LA EVALUACIÓN DEL RIESGO MEDIOAMBIENTAL

Los aseguradores de riesgos medioambientales basan sus decisiones (aceptación o no del riesgo y fijación en su caso de condiciones de cobertura específicas) en un análisis individualizado de los factores y circunstancias que influyen en la gravedad de los riesgos analizados.

Por otra parte, todas las Administraciones Públicas con competencias en la concesión de autorizaciones en materia de medio ambiente, realizan, con mayor o menor profundidad y con un sistema más o menos homogéneo, algún tipo de comprobación de las características y las condiciones de prevención de determinadas actividades industriales que se consideran potencialmente contaminantes, constituyendo éste uno de los elementos necesarios para la toma de decisiones en cuanto a su autorización administrativa.

Esta tarea se lleva a cabo mediante la inspección de la instalación, el análisis de la información pertinente o ambas.

Con la entrada en vigor del reglamento de la Ley de Prevención y Control Integrados de la Contaminación, este análisis de riesgos es obligatorio para las instalaciones industriales reguladas por dicha ley y ha de hacerse de forma integrada y sistemática.

La Ley de Responsabilidad Medioambiental extiende esta obligación a todas las actividades comprendidas en su Anexo III.
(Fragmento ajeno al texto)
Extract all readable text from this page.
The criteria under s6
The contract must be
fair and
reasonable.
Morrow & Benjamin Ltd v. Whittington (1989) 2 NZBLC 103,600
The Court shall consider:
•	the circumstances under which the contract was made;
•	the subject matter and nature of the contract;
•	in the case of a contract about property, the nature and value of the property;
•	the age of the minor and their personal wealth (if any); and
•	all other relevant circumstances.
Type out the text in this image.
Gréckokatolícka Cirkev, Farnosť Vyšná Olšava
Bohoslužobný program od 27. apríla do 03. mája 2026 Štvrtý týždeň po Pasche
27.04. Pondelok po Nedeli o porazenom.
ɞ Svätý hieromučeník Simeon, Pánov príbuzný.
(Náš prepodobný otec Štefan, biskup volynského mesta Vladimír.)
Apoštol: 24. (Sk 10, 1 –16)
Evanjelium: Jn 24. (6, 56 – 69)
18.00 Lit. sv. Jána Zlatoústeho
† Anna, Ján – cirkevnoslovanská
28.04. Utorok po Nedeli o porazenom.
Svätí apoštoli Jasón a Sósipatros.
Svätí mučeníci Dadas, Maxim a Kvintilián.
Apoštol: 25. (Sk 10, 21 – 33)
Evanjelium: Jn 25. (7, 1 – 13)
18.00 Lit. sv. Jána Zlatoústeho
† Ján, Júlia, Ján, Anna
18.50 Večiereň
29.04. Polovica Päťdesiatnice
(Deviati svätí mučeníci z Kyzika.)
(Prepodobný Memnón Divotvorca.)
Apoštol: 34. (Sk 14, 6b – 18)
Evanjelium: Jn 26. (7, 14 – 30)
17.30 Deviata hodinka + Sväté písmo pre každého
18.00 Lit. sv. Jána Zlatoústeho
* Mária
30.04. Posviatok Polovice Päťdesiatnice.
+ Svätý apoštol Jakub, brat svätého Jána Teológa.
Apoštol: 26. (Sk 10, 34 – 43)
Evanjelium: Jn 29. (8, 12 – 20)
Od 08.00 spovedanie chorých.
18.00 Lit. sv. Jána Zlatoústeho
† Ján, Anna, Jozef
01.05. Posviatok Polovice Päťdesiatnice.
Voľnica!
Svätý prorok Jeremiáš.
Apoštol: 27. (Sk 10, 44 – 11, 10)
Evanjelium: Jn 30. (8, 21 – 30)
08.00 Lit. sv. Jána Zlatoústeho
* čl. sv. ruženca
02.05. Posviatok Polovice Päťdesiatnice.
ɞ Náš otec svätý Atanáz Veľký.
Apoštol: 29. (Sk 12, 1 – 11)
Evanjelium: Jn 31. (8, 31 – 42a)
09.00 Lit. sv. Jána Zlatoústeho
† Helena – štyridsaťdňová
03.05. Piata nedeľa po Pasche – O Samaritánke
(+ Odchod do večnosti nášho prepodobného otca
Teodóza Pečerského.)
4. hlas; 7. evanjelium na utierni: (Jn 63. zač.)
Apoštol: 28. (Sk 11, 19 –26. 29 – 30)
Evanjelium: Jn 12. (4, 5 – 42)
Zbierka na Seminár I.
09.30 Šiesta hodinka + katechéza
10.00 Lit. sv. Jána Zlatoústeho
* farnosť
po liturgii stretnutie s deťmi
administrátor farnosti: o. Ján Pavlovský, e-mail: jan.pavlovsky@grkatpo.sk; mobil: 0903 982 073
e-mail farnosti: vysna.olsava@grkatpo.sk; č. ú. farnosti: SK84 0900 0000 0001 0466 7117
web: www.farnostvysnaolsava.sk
El contenido de la evaluación queda pormenorizadamente reglamentado en el Decreto 2090/2008, de 22 de Diciembre, de Responsabilidad Medioambiental, en el que además se dan detalles sobre la metodología de valoración de los daños y normas para afrontar la reparación y sobre el contenido y alcance de la garantía financiera.

Aparte de ser exigida por la Administración, la evaluación del riesgo medioambiental es una parte fundamental de la actividad del Pool como asegurador, pero es útil también para otras entidades privadas interesadas; pueden contarse entre ellas:

  • El cliente con el que la empresa mantiene un contrato de suministro con vocación de permanencia.


  • El potencial inversor, que ha de considerar el riesgo medioambiental de la empresa en la que invierte como uno de los riesgos importantes a los que está sujeta su inversión.


  • La entidad financiera que analiza la concesión de un crédito.


  • La propia industria cuyo riesgo se evalúa, para llevar a cabo su labor de gerencia de riesgos, necesita una herramienta objetiva de identificación y evaluación del riesgo medioambiental.



Lamentablemente, los criterios de evaluación no están en la actualidad unificados, siendo diversos entre sí los de las distintas Administraciones Públicas y éstos en relación con los utilizados por las entidades aseguradoras y financieras, por ejemplo. El resultado es que la tarea de evaluar una misma instalación ha de repetirse una y otra vez por los distintos interesados y, como consecuencia de la utilización de criterios diferentes, suele llegarse a resultados no coincidentes.

En beneficio tanto de las entidades privadas como de las Administraciones públicas, se ha desarrollado el sistema de evaluación (norma UNE 150008), mediante el que se pretende suministrar la información necesaria para lograr que las labores de control de riesgos medioambientales sean compatibles con un sistema de evaluación unificado, asumible por todas las entidades antes citadas. Esta norma es tomada como método de referencia en el Reglamento de Responsabilidad Medioambiental antes citado.

Objetivo de la evaluación: La Evaluación del riesgo medioambiental tiene como objetivo principal identificar los peligros de generar o sufrir un accidente que cause contaminación y evaluar los riesgos consecuentes y las medidas implantadas para evitar su ocurrencia o minimizar sus consecuencias y como objetivo complementario, proponer las mejoras pertinentes para la reducción de los riesgos evaluados.

Queda fuera del área de interés de la evaluación ambiental, cualquier otro fin aparte del formulado anteriormente y, en particular:

  • La valoración del pasivo medioambiental.


  • El establecimiento de un programa de gestión medioambiental.